Последний бог (Лисина) - страница 34

Οб убийце он, разумеется, забыл. Зачем рабу воспоминания? Все, что от него требовалось, это умение убивать да безупречное послушание. И новорожденного Палача обеспечили тем и другим в более чем достаточном количестве.

Единственное, в чем ошиблись его создатели, это в том, что оставили своему творению умение рассуждать и принимать решения. Сохранив способность к оценке, Палач со временем начал анализировать поступки не только жертв, но и хозяев. После этого, как он однажды признался, у него появились вопросы. И когда его бесстрастие, долженствующее служить защитой от Тьмы, дало первую трещину, задумка некросов оказалась обречена на провал. А идеальный убийца превратился в крайне опасную сущность, которая научилась сама отдавать себе приказы.

Более того, именно сейчас, окунувшись в его чувства, я неоҗиданно понял, что, вырывая чужие души, Палач всегда в той или иной степени касался чужих воспоминаний. Забирал у своих жертв то, чего не было у него самого. То, благодаря чему его в итоге и заметила Тьма. Он забирал у них не только жизнь, но и эмоции. У каждого – по крохотному осколку, из которых годами пытался воссоздать себя прежнего. Но поскольку больше всего в этих эмоциях было боли, страха, ужаса и отвращения, то со временем Палач сошел с ума и превратился в тварь, которую в итоге стал опасаться даже хозяин.

Мысленно ругнувшись, я стиснул голову Мэла пальцами и, требовательно уставившись ему в глаза, вернул на место поводок. Однако на этот раз вместо тонкой связующий нити, создал устойчивый мост, который и перебросил к тонущему во Тьме разуму.

Возможно, я совершил ошибку, открыв ему собственную память и поделившись тем, чего я никому и никогда не показывал. В каком-то смысле я действительно открыл ему душу. Вместе с воспоминаниями, чувствами и мыслями в надежде, что мои эмоции вытеснят то, что переполняло его мятущуюся в сомнениях душу.

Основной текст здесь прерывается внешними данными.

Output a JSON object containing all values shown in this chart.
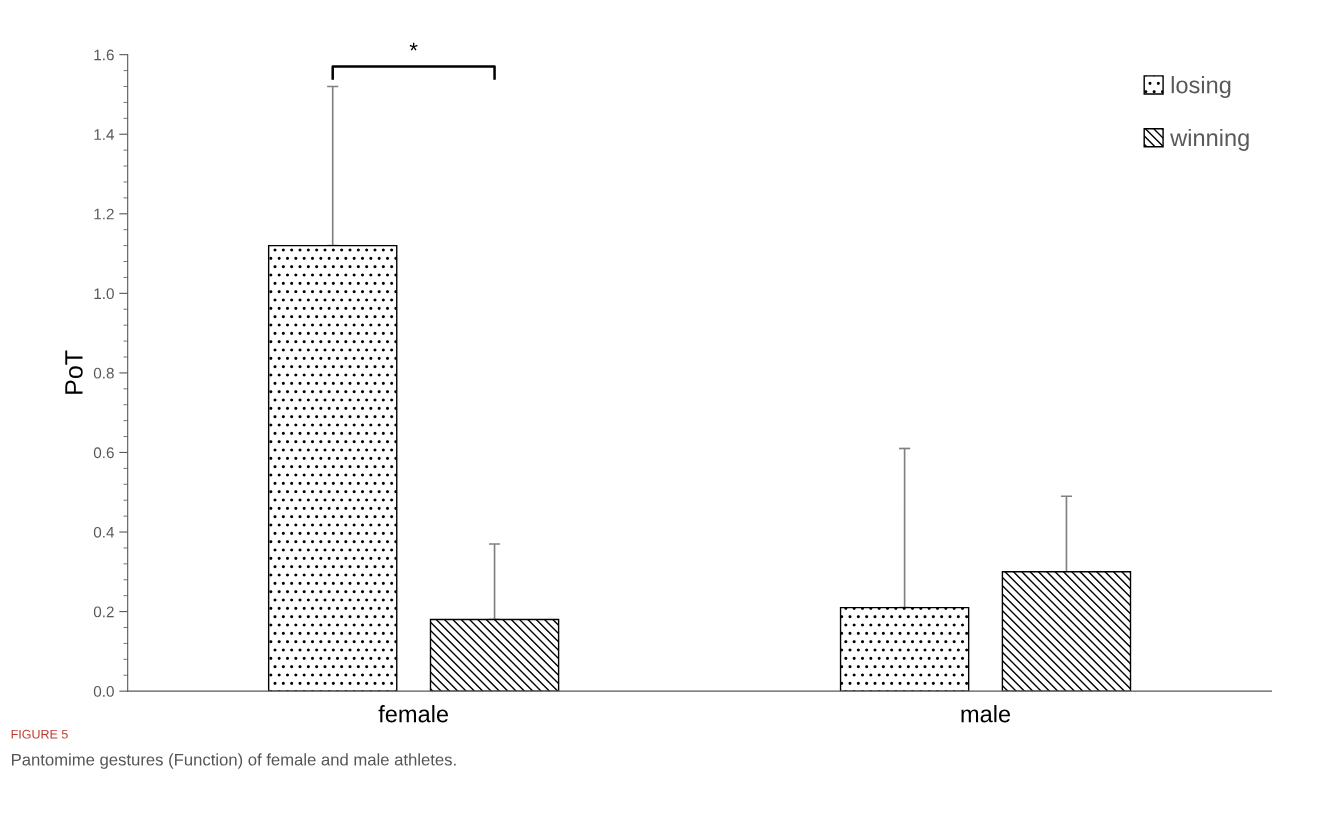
{
  "chart_data": {
    "type": "bar",
    "ylabel": "PoT",
    "categories": [
      "female",
      "male"
    ],
    "series": [
      {
        "name": "losing",
        "color": "#000000",
        "values": [
          1.12,
          0.21
        ],
        "errors": [
          [
            1.12,
            1.52
          ],
          [
            0.21,
            0.61
          ]
        ]
      },
      {
        "name": "winning",
        "color": "#000000",
        "values": [
          0.18,
          0.3
        ],
        "errors": [
          [
            0.18,
            0.37
          ],
          [
            0.3,
            0.49
          ]
        ]
      }
    ],
    "ylim": [
      0,
      1.6
    ],
    "yticks": [
      {
        "value": 0,
        "label": "0.0"
      },
      {
        "value": 0.2,
        "label": "0.2"
      },
      {
        "value": 0.4,
        "label": "0.4"
      },
      {
        "value": 0.6,
        "label": "0.6"
      },
      {
        "value": 0.8,
        "label": "0.8"
      },
      {
        "value": 1.0,
        "label": "1.0"
      },
      {
        "value": 1.2,
        "label": "1.2"
      },
      {
        "value": 1.4,
        "label": "1.4"
      },
      {
        "value": 1.6,
        "label": "1.6"
      }
    ],
    "grid": false,
    "legend": "top right",
    "annotations": [
      "*",
      "FIGURE 5",
      "Pantomime gestures (Function) of female and male athletes."
    ]
  }
}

И Мэл не оплошал. Почувствовав поддержку, он ухватился за мои воспоминания, как утопающий – за брошенную с берега веревку. Связь между нами в мгновение ока окрепла. Теперь я чувствовал все, что происходило с ним. Помнил то, что было доступно ему. Я держал его на поверхности наших общих воспоминаний и, заново переживая свое собственное прошлое, медленно и постепенно вытягивал своего служителя из океана вязкой, жгучей, застарелой, но от этого не менее опасной боли.

Я свой океан когда-то уже переплыл. Я справился, выжил. И его вытащу, даже если для этого придется выволакивать его оттуда за волосы. Впрочем, он и не думал сопротивляться. Как ни странно, моя боль подарила ему опору. Стала тем самым канатом, который помогал удержаться на плаву. Мой разум стал для него маяком. Настойчивый голос не давал забыться. А любая, даже мимолетная, мысль тут же становилась ему известна. Так что, думаю, не ошибусь, если скажу, что на какое-то время Мэл по – настоящему стал мной, а я до печенок проникся тем, что довелось пережить ему.